March 29, 2008

First Recorded Sounds

The first sounds ever recorded by humanity can now be heard on the web, and amazing thing. They have a ghostly quality to them, particularly the very first recording recognizable as that of a human voice. This was made on a sheet of paper coated with soot from an oil lamp by Édouard-Léon Scott de Martinville on April 9, 1860. It reproduces the voice of what sounds like a woman singing a French folk song, Au clair de la lune, Pierrot répondit.

Thomas Edison wouldn't invent the phonograph for 17 years after this was recorded.

boomp3.com

I don't know about you, but I got goosebumps listening to that eerie, scratchy, ethereal sound.

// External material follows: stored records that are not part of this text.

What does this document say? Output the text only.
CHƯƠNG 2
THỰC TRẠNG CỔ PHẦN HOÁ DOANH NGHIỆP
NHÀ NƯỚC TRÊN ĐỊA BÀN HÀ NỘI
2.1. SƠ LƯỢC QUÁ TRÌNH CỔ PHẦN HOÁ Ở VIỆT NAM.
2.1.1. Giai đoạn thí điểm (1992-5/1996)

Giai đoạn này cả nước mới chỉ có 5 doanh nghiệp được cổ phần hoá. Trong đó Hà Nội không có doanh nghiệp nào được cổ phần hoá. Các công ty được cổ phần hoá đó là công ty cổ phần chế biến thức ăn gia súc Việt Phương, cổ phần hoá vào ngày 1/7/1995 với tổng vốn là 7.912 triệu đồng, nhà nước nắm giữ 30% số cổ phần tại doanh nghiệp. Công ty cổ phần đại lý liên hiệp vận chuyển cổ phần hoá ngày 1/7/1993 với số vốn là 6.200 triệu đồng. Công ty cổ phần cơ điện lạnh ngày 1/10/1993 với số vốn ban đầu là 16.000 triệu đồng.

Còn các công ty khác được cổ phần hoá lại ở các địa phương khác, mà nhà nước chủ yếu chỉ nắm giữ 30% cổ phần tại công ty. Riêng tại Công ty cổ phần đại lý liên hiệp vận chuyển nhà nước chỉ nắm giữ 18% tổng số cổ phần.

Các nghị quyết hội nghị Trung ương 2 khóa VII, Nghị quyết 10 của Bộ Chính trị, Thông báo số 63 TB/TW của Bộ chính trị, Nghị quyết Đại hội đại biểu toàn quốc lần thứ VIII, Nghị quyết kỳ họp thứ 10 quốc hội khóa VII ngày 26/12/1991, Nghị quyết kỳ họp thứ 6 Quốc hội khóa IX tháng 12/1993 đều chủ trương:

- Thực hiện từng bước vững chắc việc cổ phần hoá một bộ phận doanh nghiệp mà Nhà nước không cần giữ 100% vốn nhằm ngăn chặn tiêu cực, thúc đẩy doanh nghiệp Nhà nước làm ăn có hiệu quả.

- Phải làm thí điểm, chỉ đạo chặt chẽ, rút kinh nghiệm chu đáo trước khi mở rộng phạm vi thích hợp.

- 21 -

Also available are excerpts of the first human voice ever recorded (1857), though in this case the voice isn't quite as recognizable:
boomp3.com

I think this is the very first recording ever made, or at least that has survived in a condition good enough to be restored. However, it doesn't sound much like a voice at all. The person who made the recording appears to have been toying with making recordings at various speeds. This begs the question of whether some even earlier recording exists, since one might expect that someone playing with different speeds would have first recorded at a normal speed.

The recordings have been rescued and digitized by a project called First Sounds, a group created with the purpose to make the oldest recorded sounds available to the public. They give explicit permission for anyone to reproduce the sounds, but if you want to reproduce them on line it is asked that you do not hotlink them from First Sound's website. You may, however, download and host them elsewhere, which is what I've done here. A site called BooMP3 provides free, unlimited hosting of audio files and is quite handy for that purpose.

A couple of other very early recordings are also available at First Sound's websites, but these two were my favorites. I'm glad that someone has gone to the trouble of preserving them.